Özbudun'a göre, Demokrat Parti her ne kadar İsmet İnönü yönetimine sert eleştiriler getirerek siyaset sahnesinde güçlü bir muhalif olarak belirse de geçmişte CHP’yi karşısına alan partilerin akıbetinden ders çıkararak temkinli davranmıştır. Demokrat Parti’nin kuruluş yıllarında arkasında TSK’nın desteği bulunan CHP’den icazet alması gerekliydi. Bu zorunluluk, DP’nin parti programı hakkında İsmet Paşa ve Celal Bayar arasında geçen diyalogda görülmektedir:
-İnönü: “Terakkiperverde olduğu gibi ‘İtikadatı diniyeye biz riayetkârız’ diye bir madde var mı?
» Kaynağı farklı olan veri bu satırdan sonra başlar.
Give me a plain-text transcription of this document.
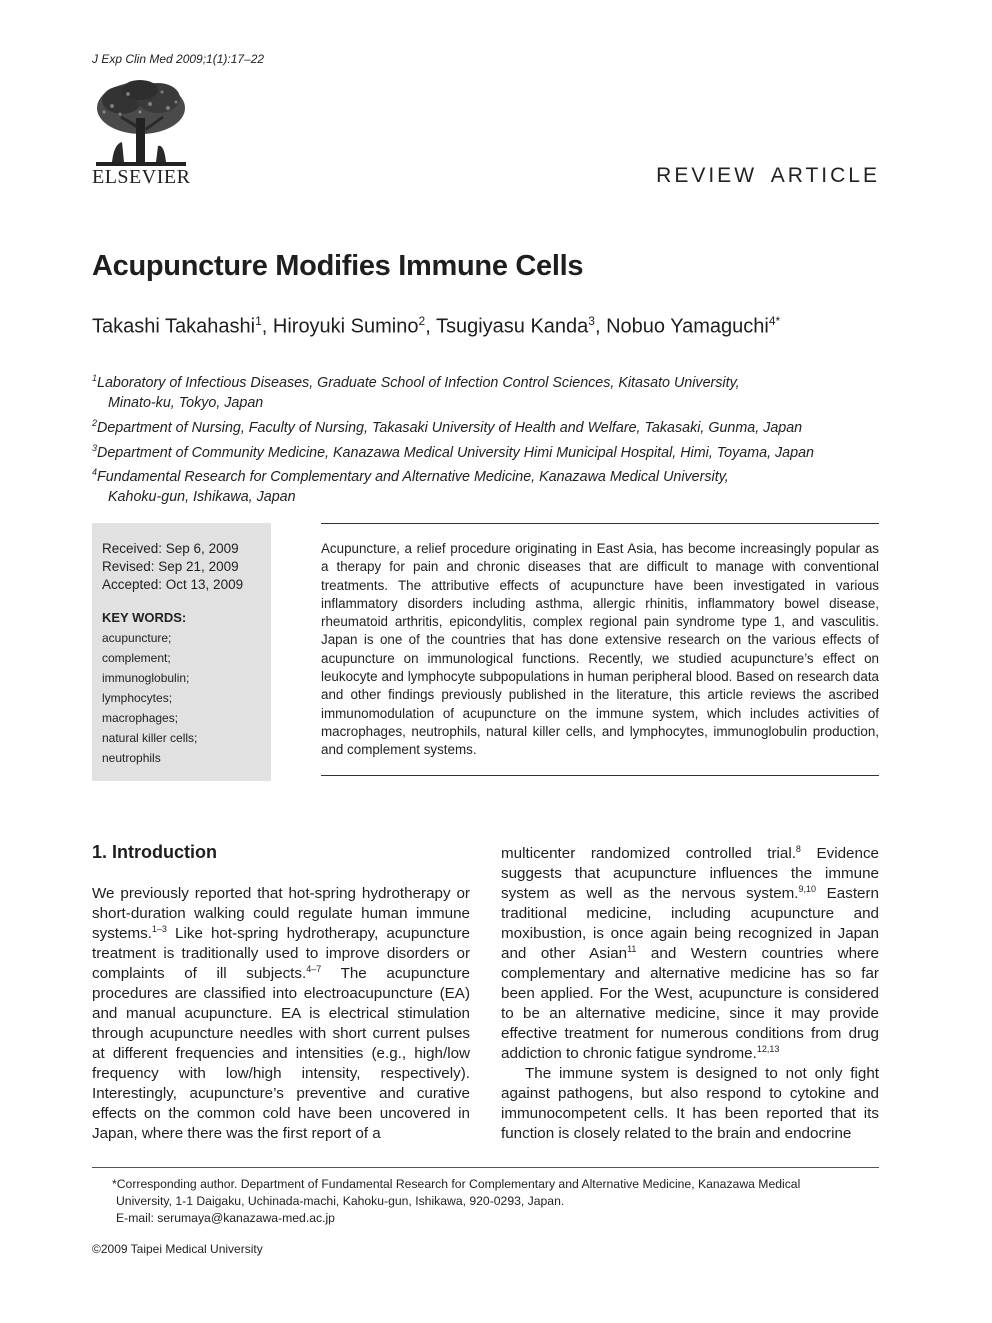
J Exp Clin Med 2009;1(1):17–22
ELSEVIER	REVIEW ARTICLE
Acupuncture Modifies Immune Cells
Takashi Takahashi$^1$, Hiroyuki Sumino$^2$, Tsugiyasu Kanda$^3$, Nobuo Yamaguchi$^{4*}$
$^1$Laboratory of Infectious Diseases, Graduate School of Infection Control Sciences, Kitasato University,
Minato-ku, Tokyo, Japan
$^2$Department of Nursing, Faculty of Nursing, Takasaki University of Health and Welfare, Takasaki, Gunma, Japan
$^3$Department of Community Medicine, Kanazawa Medical University Himi Municipal Hospital, Himi, Toyama, Japan
$^4$Fundamental Research for Complementary and Alternative Medicine, Kanazawa Medical University,
Kahoku-gun, Ishikawa, Japan
Received: Sep 6, 2009
Revised: Sep 21, 2009
Accepted: Oct 13, 2009
KEY WORDS:
acupuncture;
complement;
immunoglobulin;
lymphocytes;
macrophages;
natural killer cells;
neutrophils
Acupuncture, a relief procedure originating in East Asia, has become increasingly popular as a therapy for pain and chronic diseases that are difficult to manage with conventional treatments. The attributive effects of acupuncture have been investigated in various inflammatory disorders including asthma, allergic rhinitis, inflammatory bowel disease, rheumatoid arthritis, epicondylitis, complex regional pain syndrome type 1, and vasculitis. Japan is one of the countries that has done extensive research on the various effects of acupuncture on immunological functions. Recently, we studied acupuncture’s effect on leukocyte and lymphocyte subpopulations in human peripheral blood. Based on research data and other findings previously published in the literature, this article reviews the ascribed immunomodulation of acupuncture on the immune system, which includes activities of macrophages, neutrophils, natural killer cells, and lymphocytes, immunoglobulin production, and complement systems.
1. Introduction

We previously reported that hot-spring hydrotherapy or short-duration walking could regulate human immune systems.$^{1-3}$ Like hot-spring hydrotherapy, acupuncture treatment is traditionally used to improve disorders or complaints of ill subjects.$^{4-7}$ The acupuncture procedures are classified into electroacupuncture (EA) and manual acupuncture. EA is electrical stimulation through acupuncture needles with short current pulses at different frequencies and intensities (e.g., high/low frequency with low/high intensity, respectively). Interestingly, acupuncture’s preventive and curative effects on the common cold have been uncovered in Japan, where there was the first report of a

multicenter randomized controlled trial.$^8$ Evidence suggests that acupuncture influences the immune system as well as the nervous system.$^{9,10}$ Eastern traditional medicine, including acupuncture and moxibustion, is once again being recognized in Japan and other Asian$^{11}$ and Western countries where complementary and alternative medicine has so far been applied. For the West, acupuncture is considered to be an alternative medicine, since it may provide effective treatment for numerous conditions from drug addiction to chronic fatigue syndrome.$^{12,13}$

The immune system is designed to not only fight against pathogens, but also respond to cytokine and immunocompetent cells. It has been reported that its function is closely related to the brain and endocrine

*Corresponding author. Department of Fundamental Research for Complementary and Alternative Medicine, Kanazawa Medical
University, 1-1 Daigaku, Uchinada-machi, Kahoku-gun, Ishikawa, 920-0293, Japan.
E-mail: serumaya@kanazawa-med.ac.jp
©2009 Taipei Medical University
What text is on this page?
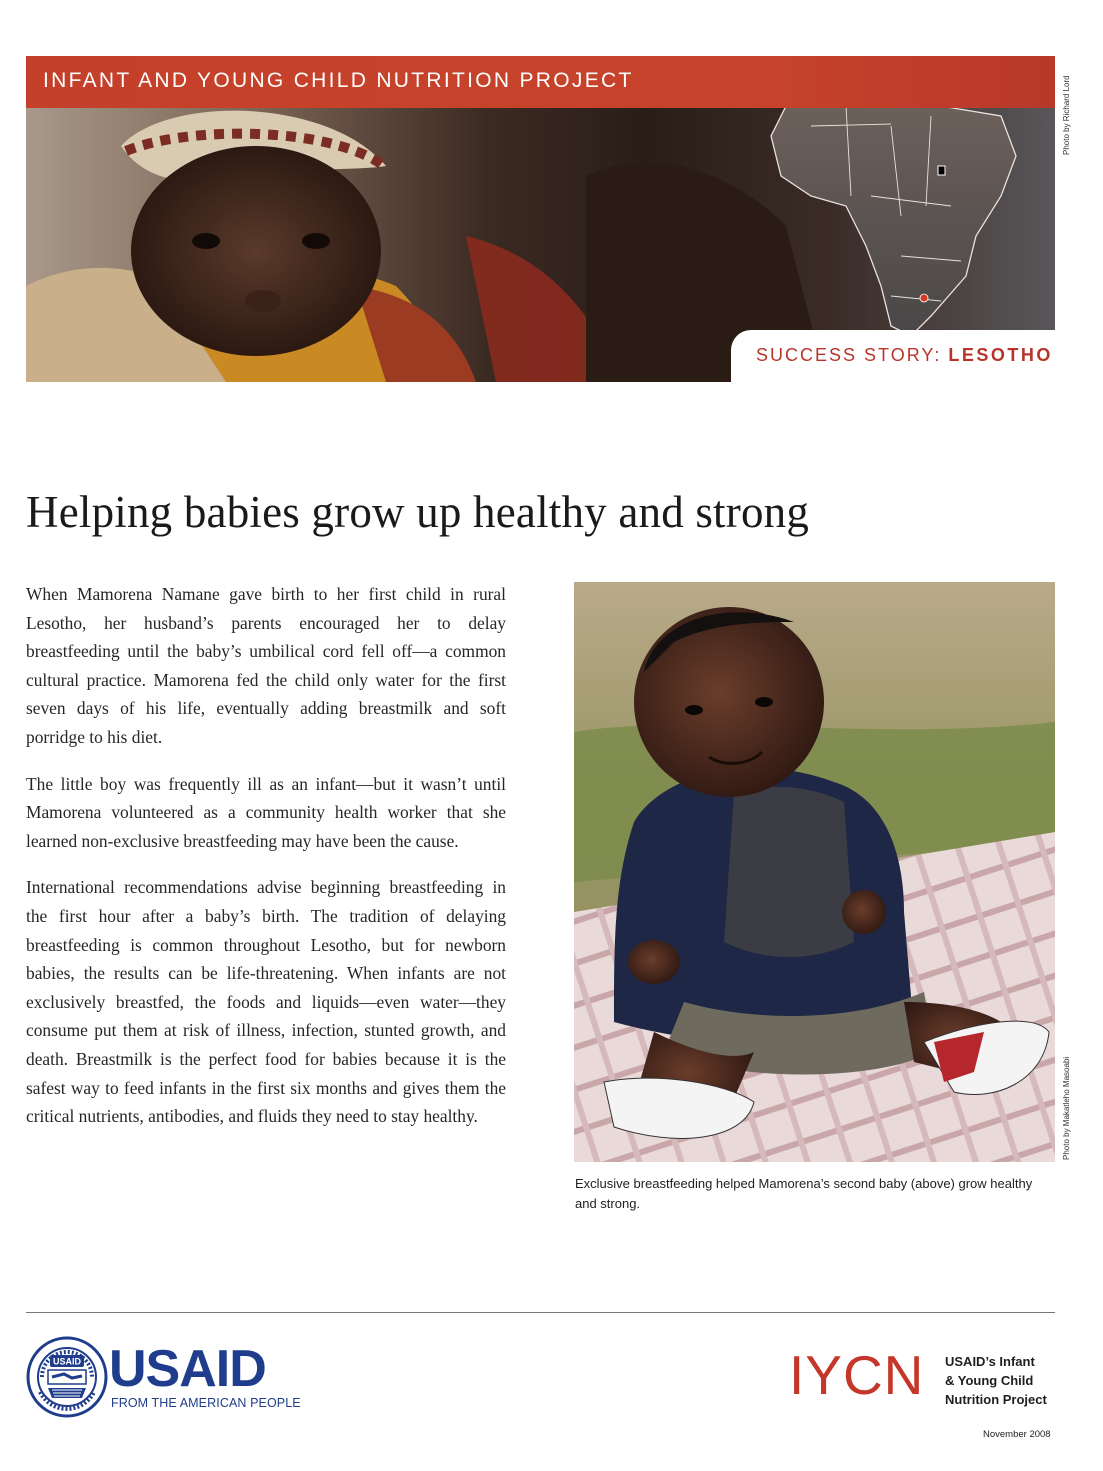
INFANT AND YOUNG CHILD NUTRITION PROJECT
SUCCESS STORY: LESOTHO
Photo by Richard Lord
Helping babies grow up healthy and strong

When Mamorena Namane gave birth to her first child in rural Lesotho, her husband’s parents encouraged her to delay breastfeeding until the baby’s umbilical cord fell off—a common cultural practice. Mamorena fed the child only water for the first seven days of his life, eventually adding breastmilk and soft porridge to his diet.

The little boy was frequently ill as an infant—but it wasn’t until Mamorena volunteered as a community health worker that she learned non-exclusive breastfeeding may have been the cause.

International recommendations advise beginning breastfeeding in the first hour after a baby’s birth. The tradition of delaying breastfeeding is common throughout Lesotho, but for newborn babies, the results can be life-threatening. When infants are not exclusively breastfed, the foods and liquids—even water—they consume put them at risk of illness, infection, stunted growth, and death. Breastmilk is the perfect food for babies because it is the safest way to feed infants in the first six months and gives them the critical nutrients, antibodies, and fluids they need to stay healthy.	Photo by Makatleho Masoabi

Exclusive breastfeeding helped Mamorena’s second baby (above) grow healthy and strong.

USAID USAID

FROM THE AMERICAN PEOPLE	IYCN USAID’s Infant
& Young Child
Nutrition Project

November 2008
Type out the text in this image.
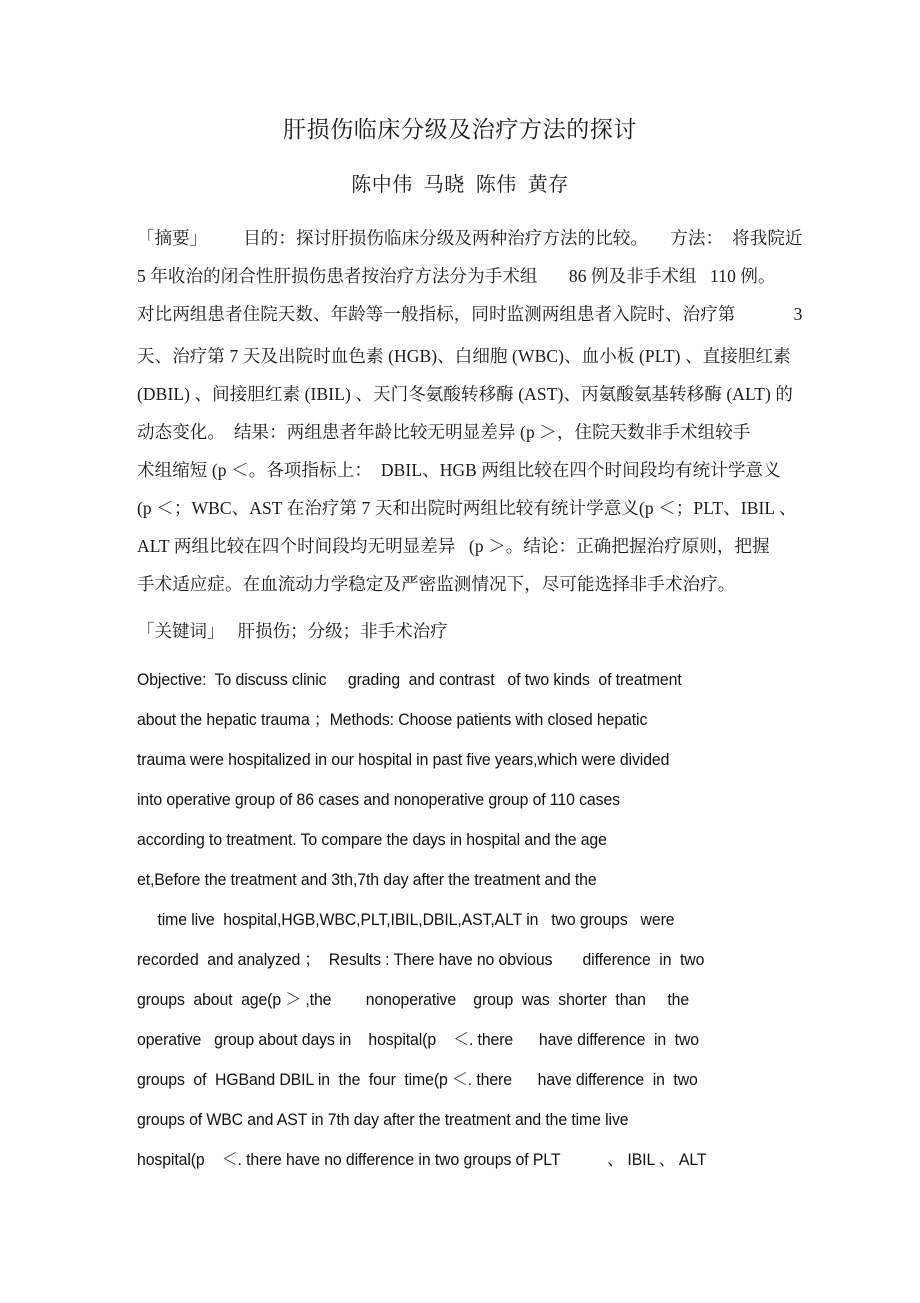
肝损伤临床分级及治疗方法的探讨
陈中伟  马晓  陈伟  黄存
「摘要」        目的：探讨肝损伤临床分级及两种治疗方法的比较。     方法：  将我院近
5 年收治的闭合性肝损伤患者按治疗方法分为手术组       86 例及非手术组   110 例。
对比两组患者住院天数、年龄等一般指标，同时监测两组患者入院时、治疗第             3
天、治疗第 7 天及出院时血色素 (HGB)、白细胞 (WBC)、血小板 (PLT) 、直接胆红素
(DBIL) 、间接胆红素 (IBIL) 、天门冬氨酸转移酶 (AST)、丙氨酸氨基转移酶 (ALT) 的
动态变化。  结果：两组患者年龄比较无明显差异 (p ＞，住院天数非手术组较手
术组缩短 (p ＜。各项指标上：  DBIL、HGB 两组比较在四个时间段均有统计学意义
(p ＜；WBC、AST 在治疗第 7 天和出院时两组比较有统计学意义(p ＜；PLT、IBIL 、
ALT 两组比较在四个时间段均无明显差异   (p ＞。结论：正确把握治疗原则，把握
手术适应症。在血流动力学稳定及严密监测情况下，尽可能选择非手术治疗。
「关键词」   肝损伤；分级；非手术治疗
Objective:  To discuss clinic     grading  and contrast   of two kinds  of treatment
about the hepatic trauma ；Methods: Choose patients with closed hepatic
trauma were hospitalized in our hospital in past five years,which were divided
into operative group of 86 cases and nonoperative group of 110 cases
according to treatment. To compare the days in hospital and the age
et,Before the treatment and 3th,7th day after the treatment and the
time live  hospital,HGB,WBC,PLT,IBIL,DBIL,AST,ALT in   two groups   were
recorded  and analyzed ；  Results : There have no obvious       difference  in  two
groups  about  age(p ＞ ,the        nonoperative    group  was  shorter  than     the
operative   group about days in    hospital(p    ＜. there      have difference  in  two
groups  of  HGBand DBIL in  the  four  time(p ＜. there      have difference  in  two
groups of WBC and AST in 7th day after the treatment and the time live
hospital(p    ＜. there have no difference in two groups of PLT           、 IBIL 、 ALT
- Bayar: “Hayır Paşam, Laikliğin dinsizlik olmadığı var.”
-İnönü: “Ziyanı yok. Köy Enstitüleriyle, ilkokul seferberliğiyle uğraşacak mısınız?”
-Bayar: “Hayır.”
-İnönü: “Dış politikada ayrılık var mı?”
-Bayar: “Yok!”
-İnönü: “O halde, tamam…” (Özbudun, 2010:34).